Les juifs d'Oufrane (Ifrane), dans les monts de l'Anti-Atlas, soutiennent que leurs ancêtres arrivèrent plus de deux mille cinq cents ans auparavant, fuyant Jérusalem lors de la conquête babylonienne. Les historiens arabes du Moyen-âge furent les premiers à consigner la tradition selon laquelle des tribus berbères (Amazigh; pluriel Imazighen) se seraient converties au judaïsme plusieurs siècles avant l'arrivée de l'islam, au VIIe siècle de l'ère chrétienne.

Des documents historiques attestent l'existence de nombreuses communautés juives dans la vallée du Draâ, dans le Sous, dans le Haut Atlas et sur la bordure saharienne depuis le Moyen âge.

Bien que les voyageurs du XIXe siècle et les administrateurs de Protectorat du XXe siècle aient considère ces juifs comme isolés du vaste monde, les diverses cultures des juifs de l'arrière-pays berbère indiquent leurs origines variées : israélite et berbère, arabe et séfarade.

Les juifs au Maroc, de même que dans le reste du monde musulman, étaient définis par la loi islamique comme des dhimmis, littéralement “personnes protégées”.

Dans d'autres parties du monde musulman, ce statut était également assigné aux chrétiens et parfois à des membres d'autres religions, qui étaient tenues pour légitimes tout en étant inférieures a l'Islam.

Au Maroc, seuls les juifs étaient des dhimmis puisque les autres indigènes restés non musulmans avaient disparu durant le Moyen âge.

Ce statut légal signifiait que, en échange de l'acquittement d'une capitation annuelle (appelée djizya) dont tout juif adulte de sexe masculin était redevable et de l'acceptation d'un certain nombre d'inhabilités symbolisant l'infériorité des non musulmans, l'état islamique garantissait la protection des communautés juives ainsi que leur droit a pratiquer leur religion.

Cependant, dans la plus grande partie de l'arrière-pays berbère du Maroc, particulièrement dans les monts de l'Atlas et sur les marges du Sahara, le contrôle du gouvernement central était très relâché, si ce n'est entièrement absent.

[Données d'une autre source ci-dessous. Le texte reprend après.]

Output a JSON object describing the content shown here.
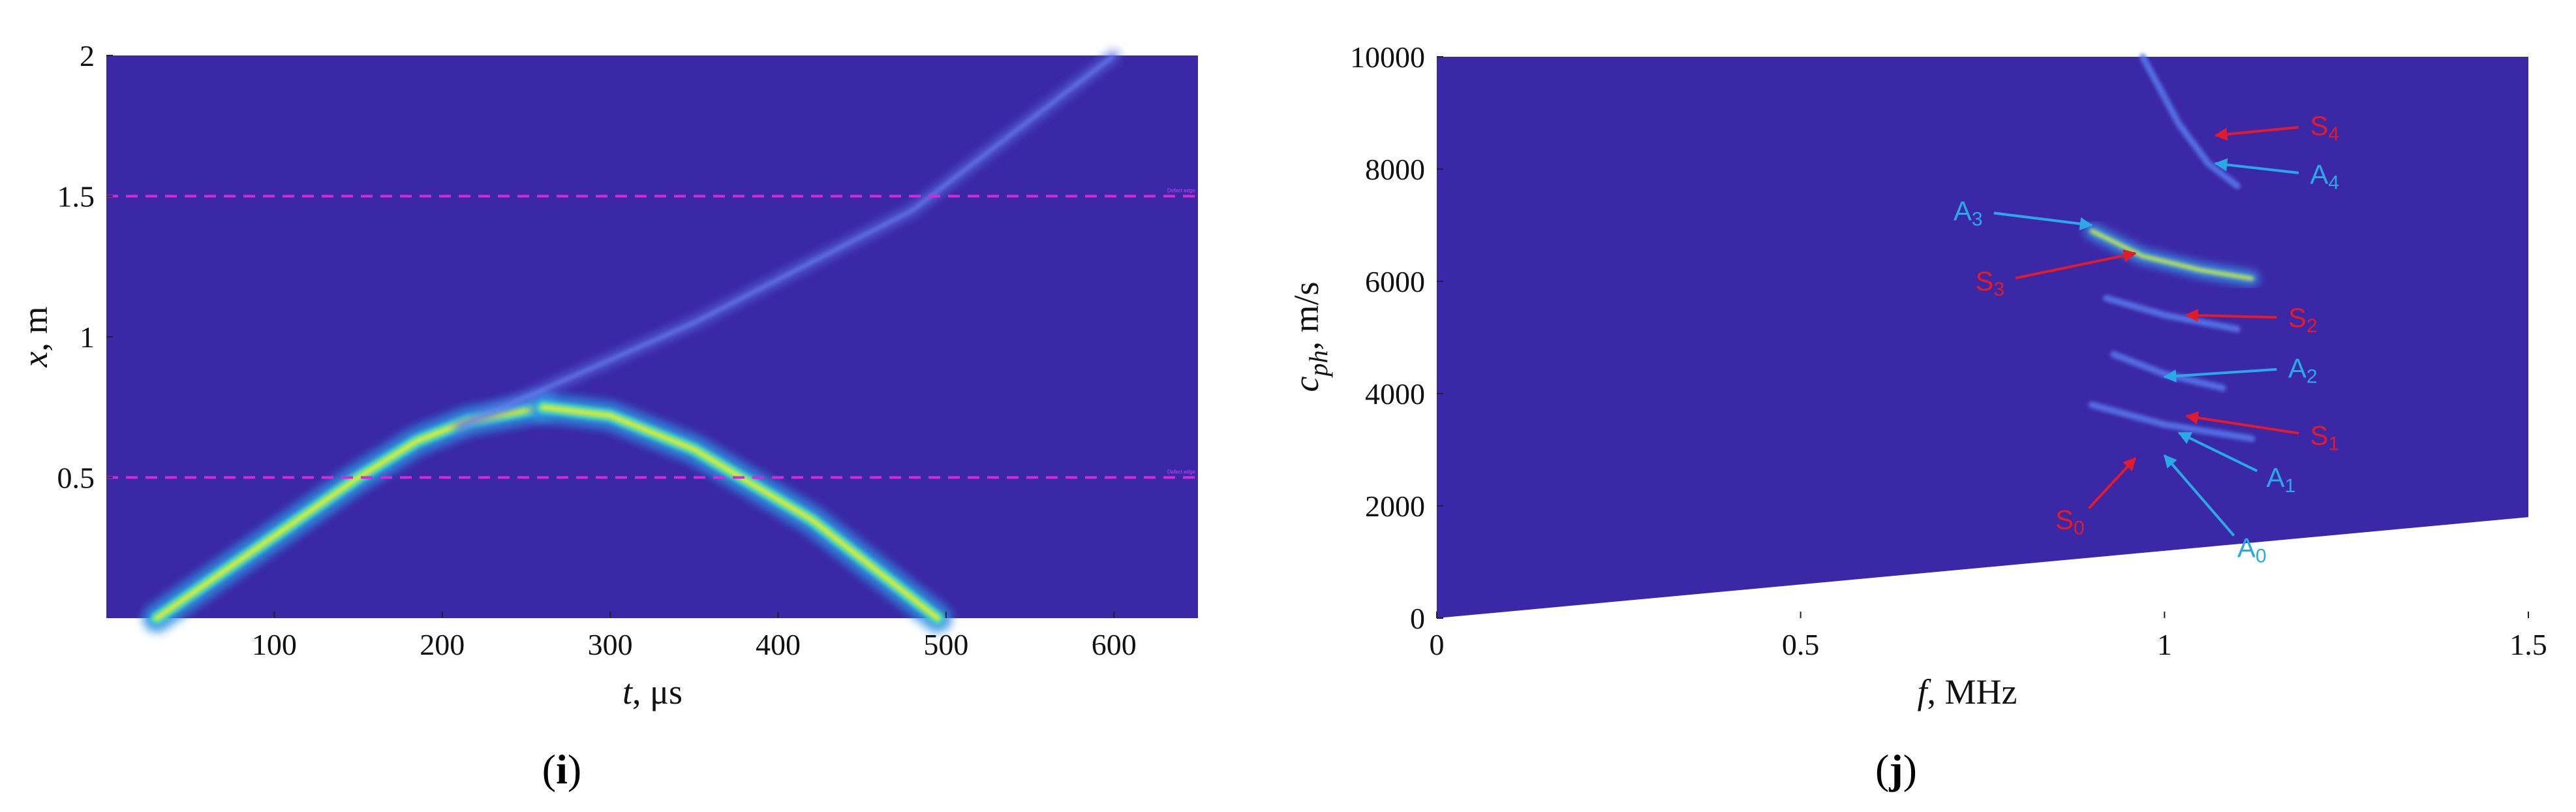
{
  "colors": {
    "background": "#3a28a6",
    "dashed_line": "#d42ad8",
    "mode_s": "#e11b2b",
    "mode_a": "#2aa9e6",
    "blank": "#ffffff"
  },
  "chart_data": [
    {
      "type": "heatmap",
      "caption_open": "(",
      "caption_letter": "i",
      "caption_close": ")",
      "xlabel_var": "t",
      "xlabel_unit": ", μs",
      "ylabel_var": "x",
      "ylabel_unit": ", m",
      "xlim": [
        0,
        650
      ],
      "ylim": [
        0,
        2
      ],
      "xticks": [
        "100",
        "200",
        "300",
        "400",
        "500",
        "600"
      ],
      "yticks": [
        "0.5",
        "1",
        "1.5",
        "2"
      ],
      "reference_lines": [
        {
          "y": 0.5,
          "label": "Defect edge"
        },
        {
          "y": 1.5,
          "label": "Defect edge"
        }
      ],
      "bands": [
        {
          "name": "incident packet",
          "points": [
            [
              30,
              0
            ],
            [
              150,
              0.5
            ],
            [
              185,
              0.63
            ],
            [
              215,
              0.7
            ],
            [
              260,
              0.75
            ]
          ],
          "strength": "high"
        },
        {
          "name": "reflected packet",
          "points": [
            [
              260,
              0.75
            ],
            [
              300,
              0.72
            ],
            [
              350,
              0.6
            ],
            [
              420,
              0.35
            ],
            [
              495,
              0
            ]
          ],
          "strength": "high"
        },
        {
          "name": "transmitted wave",
          "points": [
            [
              210,
              0.68
            ],
            [
              350,
              1.05
            ],
            [
              480,
              1.45
            ],
            [
              600,
              2.0
            ]
          ],
          "strength": "low"
        }
      ]
    },
    {
      "type": "heatmap",
      "caption_open": "(",
      "caption_letter": "j",
      "caption_close": ")",
      "xlabel_var": "f",
      "xlabel_unit": ", MHz",
      "ylabel_var": "c",
      "ylabel_sub": "ph",
      "ylabel_unit": ", m/s",
      "xlim": [
        0,
        1.5
      ],
      "ylim": [
        0,
        10000
      ],
      "xticks": [
        "0",
        "0.5",
        "1",
        "1.5"
      ],
      "yticks": [
        "0",
        "2000",
        "4000",
        "6000",
        "8000",
        "10000"
      ],
      "blank_region": {
        "f_at_edge": 1.5,
        "cph_at_edge": 1800
      },
      "curves": [
        {
          "name": "S3/A3",
          "points": [
            [
              0.9,
              6900
            ],
            [
              0.97,
              6450
            ],
            [
              1.05,
              6200
            ],
            [
              1.12,
              6050
            ]
          ],
          "strength": "high"
        },
        {
          "name": "A4",
          "points": [
            [
              0.97,
              10000
            ],
            [
              1.02,
              8800
            ],
            [
              1.06,
              8100
            ],
            [
              1.1,
              7700
            ]
          ],
          "strength": "low"
        },
        {
          "name": "S2",
          "points": [
            [
              0.92,
              5700
            ],
            [
              1.0,
              5400
            ],
            [
              1.1,
              5150
            ]
          ],
          "strength": "low"
        },
        {
          "name": "A2",
          "points": [
            [
              0.93,
              4700
            ],
            [
              1.0,
              4350
            ],
            [
              1.08,
              4100
            ]
          ],
          "strength": "low"
        },
        {
          "name": "S1/A1",
          "points": [
            [
              0.9,
              3800
            ],
            [
              1.0,
              3450
            ],
            [
              1.12,
              3200
            ]
          ],
          "strength": "low"
        }
      ],
      "annotations": [
        {
          "kind": "S",
          "main": "S",
          "sub": "4",
          "text_at": [
            1.22,
            8770
          ],
          "arrow_to": [
            1.07,
            8600
          ]
        },
        {
          "kind": "A",
          "main": "A",
          "sub": "4",
          "text_at": [
            1.22,
            7900
          ],
          "arrow_to": [
            1.07,
            8100
          ]
        },
        {
          "kind": "A",
          "main": "A",
          "sub": "3",
          "text_at": [
            0.73,
            7250
          ],
          "arrow_to": [
            0.9,
            7000
          ]
        },
        {
          "kind": "S",
          "main": "S",
          "sub": "3",
          "text_at": [
            0.76,
            6000
          ],
          "arrow_to": [
            0.96,
            6500
          ]
        },
        {
          "kind": "S",
          "main": "S",
          "sub": "2",
          "text_at": [
            1.19,
            5350
          ],
          "arrow_to": [
            1.03,
            5400
          ]
        },
        {
          "kind": "A",
          "main": "A",
          "sub": "2",
          "text_at": [
            1.19,
            4450
          ],
          "arrow_to": [
            1.0,
            4300
          ]
        },
        {
          "kind": "S",
          "main": "S",
          "sub": "1",
          "text_at": [
            1.22,
            3250
          ],
          "arrow_to": [
            1.03,
            3600
          ]
        },
        {
          "kind": "A",
          "main": "A",
          "sub": "1",
          "text_at": [
            1.16,
            2500
          ],
          "arrow_to": [
            1.02,
            3300
          ]
        },
        {
          "kind": "S",
          "main": "S",
          "sub": "0",
          "text_at": [
            0.87,
            1750
          ],
          "arrow_to": [
            0.96,
            2850
          ]
        },
        {
          "kind": "A",
          "main": "A",
          "sub": "0",
          "text_at": [
            1.12,
            1250
          ],
          "arrow_to": [
            1.0,
            2900
          ]
        }
      ]
    }
  ]
}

On désignait ordinairement ces régions par le terme de bled al-siba ou “pays de la dissidence”, par opposition au bled al-makhzan ou “pays du gouvernement”. 

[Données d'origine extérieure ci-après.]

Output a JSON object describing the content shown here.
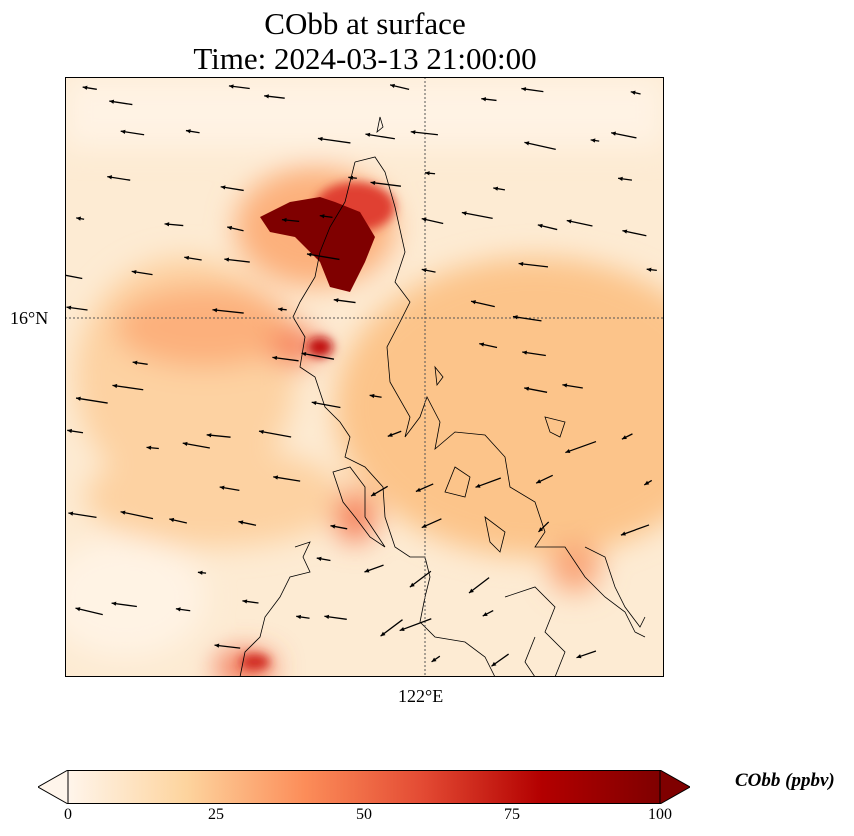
{
  "title": {
    "line1": "CObb at surface",
    "line2": "Time: 2024-03-13 21:00:00"
  },
  "axes": {
    "lat_label": "16°N",
    "lon_label": "122°E"
  },
  "colorbar": {
    "label": "CObb (ppbv)",
    "ticks": [
      "0",
      "25",
      "50",
      "75",
      "100"
    ],
    "range": [
      0,
      100
    ],
    "extend": "both",
    "colormap": [
      "#fff5eb",
      "#fdd49e",
      "#fc8d59",
      "#e34a33",
      "#b30000",
      "#7f0000"
    ]
  }
}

En conséquence, dans la plupart des régions berbères, la protection de la communauté juive incombait davantage au cheikh ou au gouverneur (caïd) de la tribu locale qu'au sultan. La relation entre le cheikh et les juifs se perpétuait de génération en génération et la protection des juifs était considérée comme sacro-sainte.

Ce système fonctionnait en raison du rôle important joué par les juifs dans l'économie rurale. Eléments de la société étrangers a la tribu, les juifs vivaient en dehors du système politique des alliances et des rivalités.

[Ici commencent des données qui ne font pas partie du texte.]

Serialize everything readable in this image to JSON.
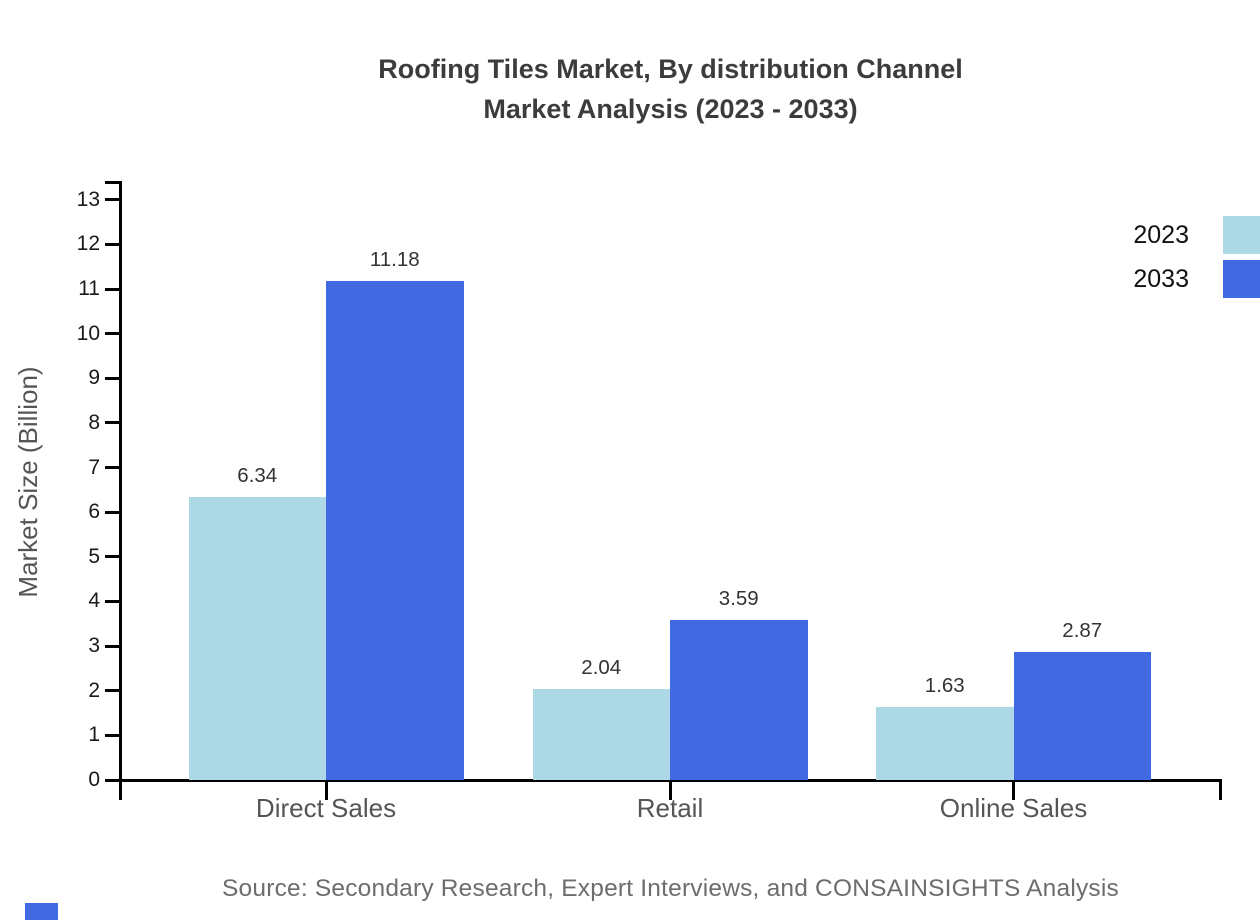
{
  "header": {
    "title_line1": "Roofing Tiles Market, By distribution Channel",
    "title_line2": "Market Analysis (2023 - 2033)"
  },
  "chart_data": {
    "type": "bar",
    "title": "Roofing Tiles Market, By distribution Channel Market Analysis (2023 - 2033)",
    "categories": [
      "Direct Sales",
      "Retail",
      "Online Sales"
    ],
    "series": [
      {
        "name": "2023",
        "color": "#ADD8E6",
        "values": [
          6.34,
          2.04,
          1.63
        ]
      },
      {
        "name": "2033",
        "color": "#4169E1",
        "values": [
          11.18,
          3.59,
          2.87
        ]
      }
    ],
    "xlabel": "",
    "ylabel": "Market Size (Billion)",
    "ylim": [
      0,
      13.42
    ],
    "yticks": [
      0,
      1,
      2,
      3,
      4,
      5,
      6,
      7,
      8,
      9,
      10,
      11,
      12,
      13
    ],
    "grid": false,
    "legend_position": "top-right",
    "value_labels": true,
    "source": "Source: Secondary Research, Expert Interviews, and CONSAINSIGHTS Analysis"
  },
  "colors": {
    "series_2023": "#ADD8E6",
    "series_2033": "#4169E1",
    "title_text": "#3c3c3c",
    "axis": "#000000",
    "tick_label": "#1a1a1a",
    "category_label": "#555555",
    "source_text": "#6d6d6d",
    "brand_mark": "#4169E1"
  }
}
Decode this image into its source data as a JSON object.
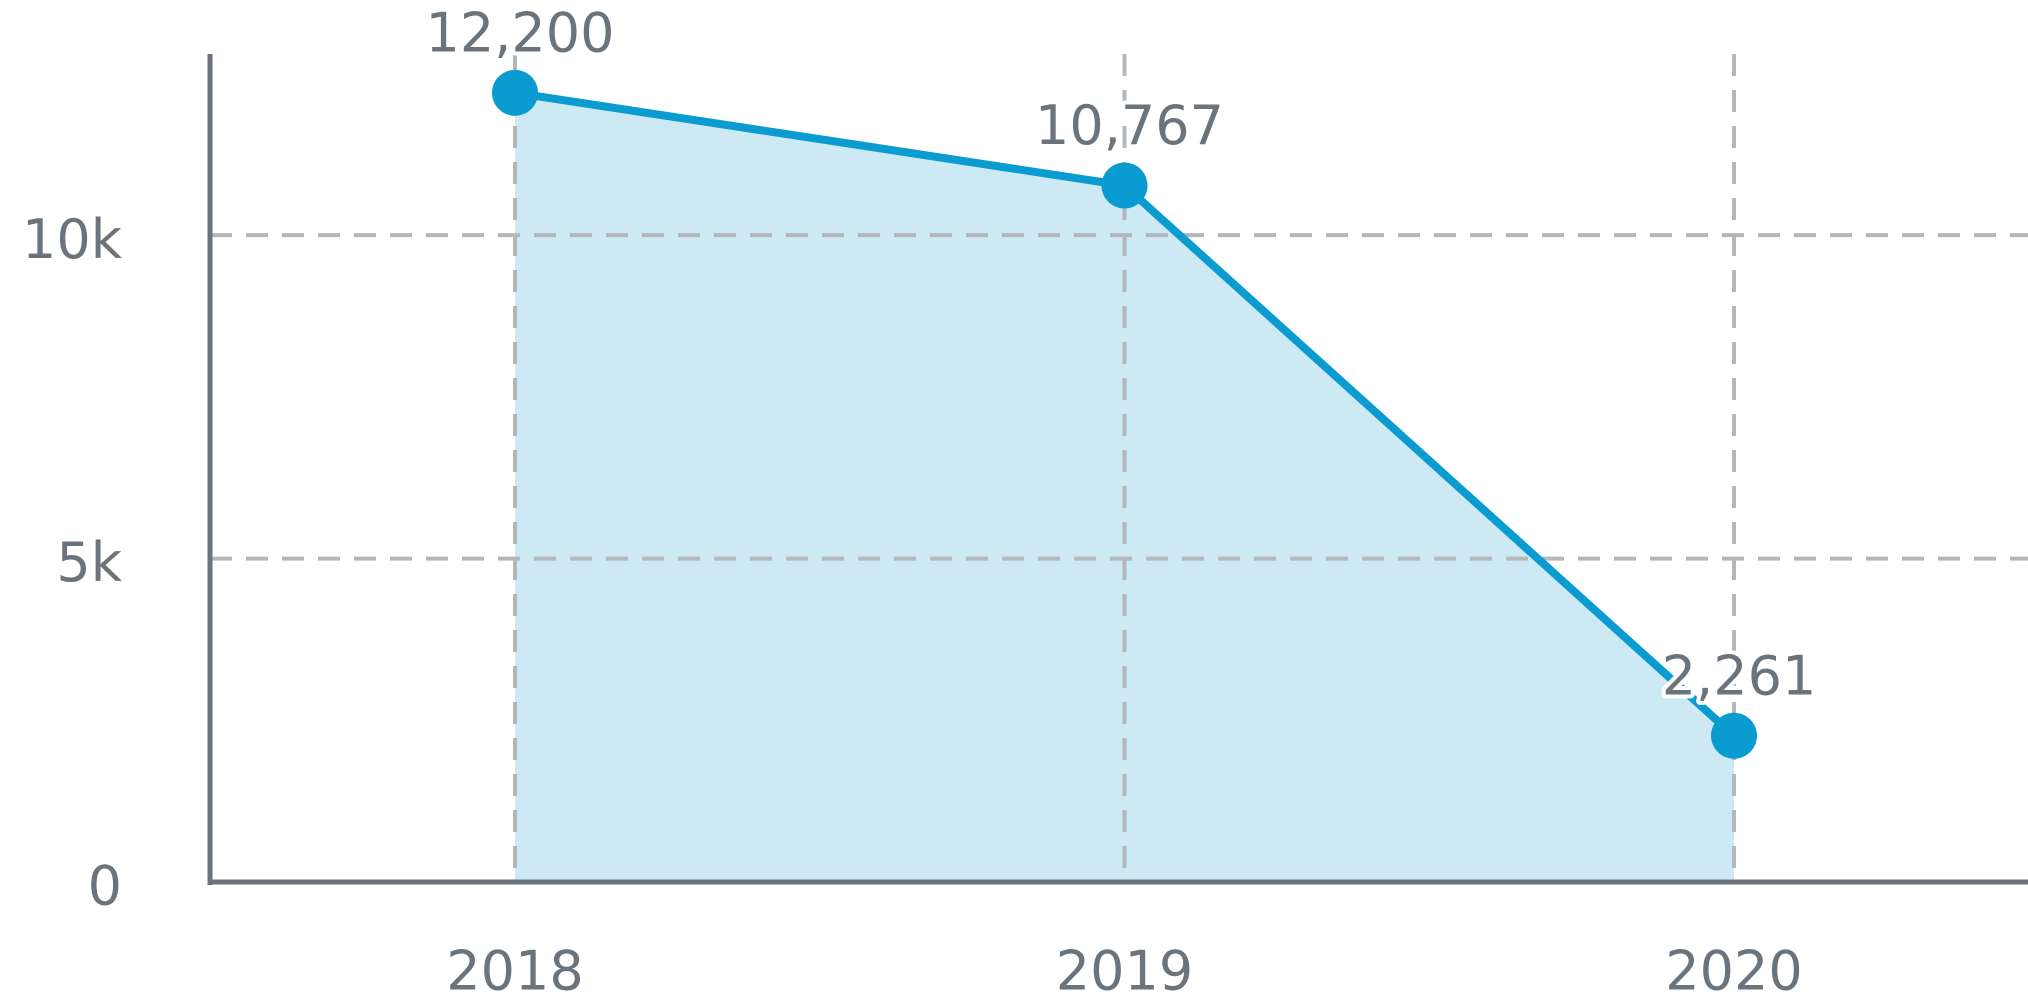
{
  "chart_data": {
    "type": "line",
    "categories": [
      "2018",
      "2019",
      "2020"
    ],
    "series": [
      {
        "color": "#0a9bd0",
        "fill": "#cde9f4",
        "values": [
          12200,
          10767,
          2261
        ],
        "value_labels": [
          "12,200",
          "10,767",
          "2,261"
        ]
      }
    ],
    "ylim": [
      0,
      12800
    ],
    "yticks": [
      0,
      {
        "value": 5000,
        "label": "5k"
      },
      {
        "value": 10000,
        "label": "10k"
      }
    ],
    "grid": true
  }
}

Les musulmans se fiaient donc à eux, membres neutres de la société, pouvant traverser les frontières tribales et remplir des taches importantes en tant que marchands, colporteurs et artisans itinérants.

Le fait que ce rôle d'intermédiaire devait être maintenu dans l'intérêt des factions rivales souligne la fonction vitale occupée par les juifs dans l'économie rurale.